Attorneys for Corbin man facing murder charges argue police interview coerced

Brock

WHITLEY COUNTY — For nearly six hours members of the Whitley Circuit Court heard from witnesses regarding a police interview of a man accused of killing three people, one of whom was pregnant.

Paul Brock, 39, of Corbin appeared in Whitley Circuit Court for a suppression hearing Wednesday.

Brock’s defense team which includes Andrea Kendall believes his interview may have been coerced by police and he may have been under the influence while he was being interviewed.

The court watched the two hour body cam video of Brock being interviewed by Corbin Police Detective Coy Wilson and Corbin Police Chief Rusty Hedrick. Then both Wilson and Hedrick answered questions from Commonwealth Attorney Ronnie Bowling and Kendall.

During questioning Bowling asked both Wilson and Hedrick if Brock was aware of his Miranda rights. Both officers said "yes" and signed copies were logged into evidence.
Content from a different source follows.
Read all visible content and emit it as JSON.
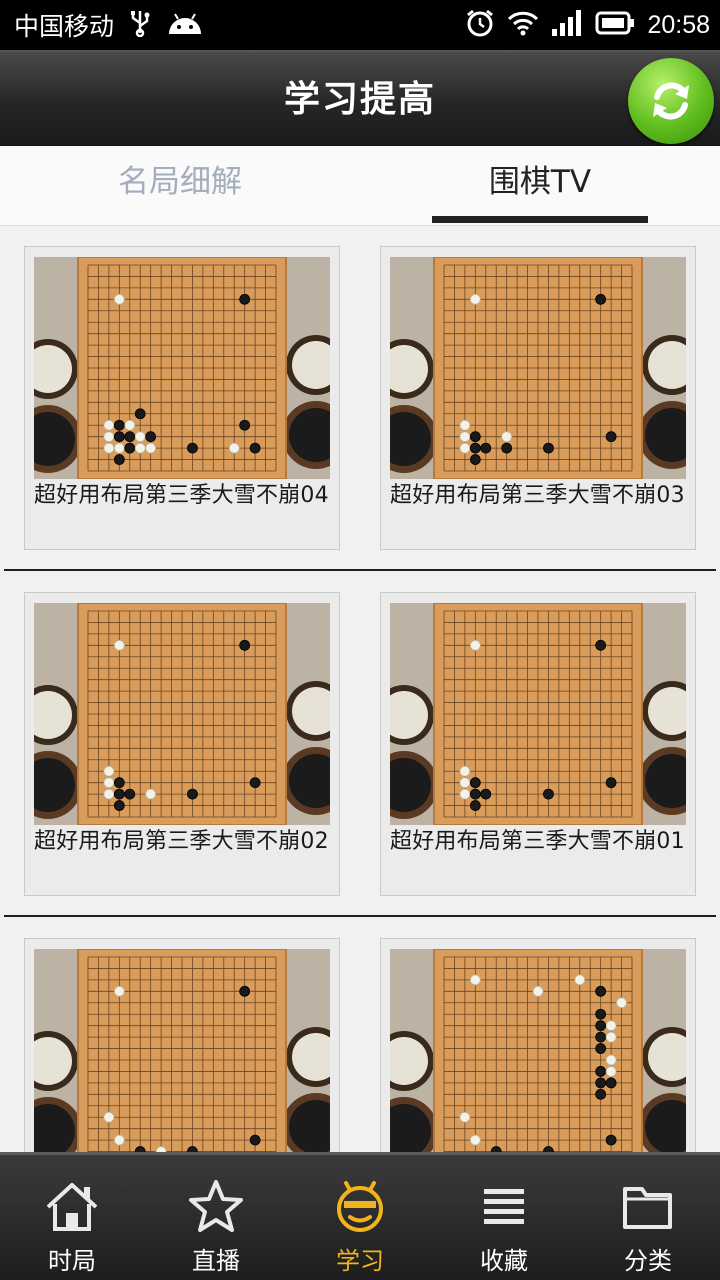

The videoed interview watched by the court on Wednesday was one of two interviews that happened between Brock and law enforcement on February 18, 2018. The first was early morning between Chief Hedrick and Brock after Brock was picked up by a road unit and brought to the Corbin Police Department as a person of interest. Although this interview was recorded via body cam as well by the road unit’s camera, it was not in court on Wednesday.

In regards to the second recorded two hour interview the defense claimed errors on time stamps of the videos and the time stamp of the arrest citation. Kendall created a chart in court noting that according to the time stamps on the computer screen the first segment of the video began at 3:32 p.m. and the last segment began at 5:57 p.m. Kendall noted the arrest citation was time stamped for 5:18 p.m.
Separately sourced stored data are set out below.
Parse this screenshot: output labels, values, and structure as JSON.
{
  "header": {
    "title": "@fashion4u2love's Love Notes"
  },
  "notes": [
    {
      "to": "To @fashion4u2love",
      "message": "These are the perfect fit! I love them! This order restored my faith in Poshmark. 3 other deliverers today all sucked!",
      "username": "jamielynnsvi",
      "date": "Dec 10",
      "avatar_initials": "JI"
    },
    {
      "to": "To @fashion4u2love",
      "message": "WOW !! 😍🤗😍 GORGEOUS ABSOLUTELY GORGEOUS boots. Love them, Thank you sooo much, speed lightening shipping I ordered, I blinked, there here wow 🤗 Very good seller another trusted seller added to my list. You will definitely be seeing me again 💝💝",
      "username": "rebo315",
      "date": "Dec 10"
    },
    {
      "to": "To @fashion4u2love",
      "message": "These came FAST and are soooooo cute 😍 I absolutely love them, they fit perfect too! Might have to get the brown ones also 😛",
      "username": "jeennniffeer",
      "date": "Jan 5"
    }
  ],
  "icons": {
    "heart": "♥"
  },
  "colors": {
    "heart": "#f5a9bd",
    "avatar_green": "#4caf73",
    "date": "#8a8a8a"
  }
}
Bowling objected to the time stamps on the videos. Bowling also noted that the time the arrest citation was filled out and the time Brock was made aware he was under arrest are two very different things. Bowling also asked if at any time during the interview officers held Brock down or shackled him to which the answer was, "no".

Last, Kendall called Dr. Don Nelson a professor of clinical pharmacology and toxicology at University of Cincinnati. Nelson is a published research professor with 50 years experience. Nelson’s opinion was that Brock had been taking three controlled substances in large doses during the videoed police interview.

Nelson determined Brock to be under the influence of Neurontin, Suboxone and Xanax. He determined this by two factors; after watching the video interview and after a one-on-one hour long interview with Brock in July where Brock told Nelson that’s what he was taking.

Bowling asked Nelson if there are other more reliable ways to know if Brock was under the influence, such as blood work. Bowling explained that the court has no way of knowing if he was under the influence except to go by what Brock told Nelson.

“He could have been wrong or even lying?” said Bowling.

“Yes,” said Nelson.

Again Bowling asked if there are more reliable ways to know if Brock was under the influence, such as blood or urine.

“Not more reliable, no,” said Nelson.

Bowling asked if going into surgery, wouldn’t Nelson want blood or urine to which he said, no, not necessarily.

Bowling went onto to say that in Nelson’s report Brock stated he was overmedicating and asked why. Although Kendall objected, Nelson said it was because he was anxious and suicidal due to police questioning.

“But this man has been to prison before,” said Bowling.

On Feb. 17, 2018, Mary Jackson, 74, and her pregnant granddaughter, Tiffany Byers, 33, were found shot to death at an Ellison Street residence in Corbin. Byers’ younger brother, Justin Collins, who was in a bedroom of the home at the time the shooting began, jumped out of a bedroom window and fled to a neighbor’s home to call 911.

Brock was quickly developed as the main person of interest by the Corbin Police Department.

When Brock was initially brought in for questioning the day following the shooting, officers did not believe there was enough evidence to warrant placing him under arrest, so he was released. He was brought back in later that day, where police said that Brock admitted to knowing Tiffany and her husband, Aaron Byers, 45. He also said, according to police, that he had taken Aaron Byers to the residence on the day of the incident, but that he stayed in his truck while Aaron Byers went inside the home.

He was arrested following the second interview and charged with three counts of murder.

The body of Aaron Byers was found Feb. 19, 2018, in a shallow grave in a wooded area off Corinth Cemetery Road. At that time, Brock was then charged with a fourth count of murder and tampering with physical evidence.

He was indicted in April 2018 by a Whitley County grand jury, formally charging him with three counts of murder, first-degree fetal homicide, tampering with physical evidence and first-degree persistent felony offender.

Brock is due back in court at 11 a.m. on November 12 for a status hearing. A trial date is being looked at for summer 2020.